Mais j'avais dit : LE JEU. La part du jeu. La conscience de la liquidation de la peinture en tant que telle (elle est déjà archéologie), de sa fin historique, ne m'empêche pas de profiter de mon propre jeu pictural - lui-même issu de cette conscience - pour en éprouver du bonheur. Mon jeu m'amuse, et je suis le premier à m'étonner et à jouir de mes tours de passe-passe, de mon habileté dans la contrefaçon, de mes allusions savantes ou ingénues. Après tout c'est mon droit. C'est mon droit de jouer, de m'amuser, de m'abandonner à mes caprices, à mes fantaisies, de rêver, de remonter le temps, de me baigner dans certains climats insolites, désuets, reculés, de jongler avec une technologie hors d'usage, de produire des apparences, de jouer le faux faussaire. Mais - conditio sine qua non - que toute cette folie se résolve, au bout du compte, en sagesse, que tout soit ramené à terre, que la machine à remonter le temps ne tombe surtout pas en panne à mi-chemin et soit en mesure de nous ramener à notre présent, de nous restituer à notre lieu réel. Que ça soit moderne tout, tout ça, car j'y tiens moi, à ce statut de créateur moderne, à ma propre histoire, à mon temps, à cette époque extraordinaire, merveilleuse, et malheureuse à la fois !

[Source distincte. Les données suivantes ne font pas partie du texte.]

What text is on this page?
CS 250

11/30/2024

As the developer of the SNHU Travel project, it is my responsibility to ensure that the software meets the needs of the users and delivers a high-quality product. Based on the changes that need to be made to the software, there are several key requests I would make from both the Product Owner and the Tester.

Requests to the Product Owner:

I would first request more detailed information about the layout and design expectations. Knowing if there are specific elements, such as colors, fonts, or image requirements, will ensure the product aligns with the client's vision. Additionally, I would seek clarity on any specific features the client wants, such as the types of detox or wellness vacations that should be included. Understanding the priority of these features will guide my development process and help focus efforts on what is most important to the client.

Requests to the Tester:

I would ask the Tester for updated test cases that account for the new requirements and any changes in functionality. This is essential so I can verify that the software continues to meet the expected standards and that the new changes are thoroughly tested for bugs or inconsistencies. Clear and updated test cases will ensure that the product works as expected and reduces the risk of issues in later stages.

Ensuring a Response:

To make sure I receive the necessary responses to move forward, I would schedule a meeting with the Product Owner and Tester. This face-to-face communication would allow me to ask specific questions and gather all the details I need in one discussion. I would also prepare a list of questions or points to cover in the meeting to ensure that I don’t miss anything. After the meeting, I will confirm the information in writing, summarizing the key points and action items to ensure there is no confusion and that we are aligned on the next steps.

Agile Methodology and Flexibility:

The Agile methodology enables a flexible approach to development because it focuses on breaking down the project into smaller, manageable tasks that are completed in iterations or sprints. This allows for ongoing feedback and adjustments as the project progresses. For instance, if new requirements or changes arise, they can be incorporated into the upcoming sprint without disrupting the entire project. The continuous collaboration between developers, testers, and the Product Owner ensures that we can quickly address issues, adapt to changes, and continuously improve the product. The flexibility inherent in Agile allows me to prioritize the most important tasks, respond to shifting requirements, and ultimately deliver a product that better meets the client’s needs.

Pour qu'il en soit ainsi, je me méfie grandement des émotions inutiles, et c'est normal. Tous ces "monstres", toutes ces images et saveurs et lumières et manières d'autrefois (et même d'il n'y a pas trop longtemps, pourvu qu'il s'agisse de peinture, de moments divers de cette longue épopée de la peinture) doivent passer par le congélateur, doivent être réduites au silence. Elles doivent être projetées sur des écrans, subir le test des textes, des indications, des définitions.

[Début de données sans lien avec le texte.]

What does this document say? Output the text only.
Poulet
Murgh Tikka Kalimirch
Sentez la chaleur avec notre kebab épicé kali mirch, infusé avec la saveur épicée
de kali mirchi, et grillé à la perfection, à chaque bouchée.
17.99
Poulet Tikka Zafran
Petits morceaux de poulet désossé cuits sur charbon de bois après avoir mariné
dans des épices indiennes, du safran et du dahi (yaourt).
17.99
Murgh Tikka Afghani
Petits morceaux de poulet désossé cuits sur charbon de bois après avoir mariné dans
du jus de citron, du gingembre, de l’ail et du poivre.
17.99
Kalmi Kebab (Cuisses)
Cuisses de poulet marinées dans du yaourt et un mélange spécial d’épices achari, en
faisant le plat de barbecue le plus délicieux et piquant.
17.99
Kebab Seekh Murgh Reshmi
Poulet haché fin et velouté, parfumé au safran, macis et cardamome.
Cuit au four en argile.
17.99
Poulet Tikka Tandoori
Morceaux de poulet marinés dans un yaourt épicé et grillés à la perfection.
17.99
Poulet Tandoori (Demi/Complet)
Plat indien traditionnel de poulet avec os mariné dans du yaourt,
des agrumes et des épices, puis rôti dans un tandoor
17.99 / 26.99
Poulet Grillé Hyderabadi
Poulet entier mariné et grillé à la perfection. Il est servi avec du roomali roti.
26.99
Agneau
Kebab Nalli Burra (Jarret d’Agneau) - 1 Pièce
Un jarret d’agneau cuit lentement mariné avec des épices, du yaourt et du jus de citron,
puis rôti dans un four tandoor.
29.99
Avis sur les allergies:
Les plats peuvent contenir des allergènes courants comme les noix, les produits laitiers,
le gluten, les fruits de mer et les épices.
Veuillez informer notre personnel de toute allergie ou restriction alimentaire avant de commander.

Et que même la nostalgie ne soit pas livrée à elle-même. Qu'elle soit nommée, cernée, traquée, circonscrite, avouée. L'acrylique, également, est important car il a l'avantage de créer en même temps la distance et le malaise : il refroidit, il favorise les plages neutres et inertes de couleur, la netteté, l'indifférence mais sa matière subit des conversions aberrantes, puisqu'elle cherche, elle aussi à imiter l'huile.

Guido 3

Oui, que tout soit déclaré d'avance. En dépit du malaise, de la surprise que le spectateur peut éprouver, je joue finalement à découvert, carte sur table. La mécanique de mon jeu est nue. Mon musée peut ressembler - le temps d'un regard égaré - à un aquarium, où quelque chose bougerait à l'intérieur de ces rectangles bien encadrés. Mais on a vite fait de se ressaisir : des informations complémentaires vous gâchent bientôt la rêverie : des signes étrangers s'interposent entre vous et ces visions et vous obligent à en tenir compte : cadrages, découpages, légendes, titrages, prélèvements, repérages.

Bien sûr, une certaine charge d'affectivité, le poids du rêve, les fantasmes, je ne peux les ignorer. Mais il importe, pour moi, de les connaître, de ne pas les subir sans réaction, de les maîtriser. Surtout, de leur répondre par une mise en forme, par une mise en situation qui, elles seules, peuvent ouvrir une voie à la réflexion.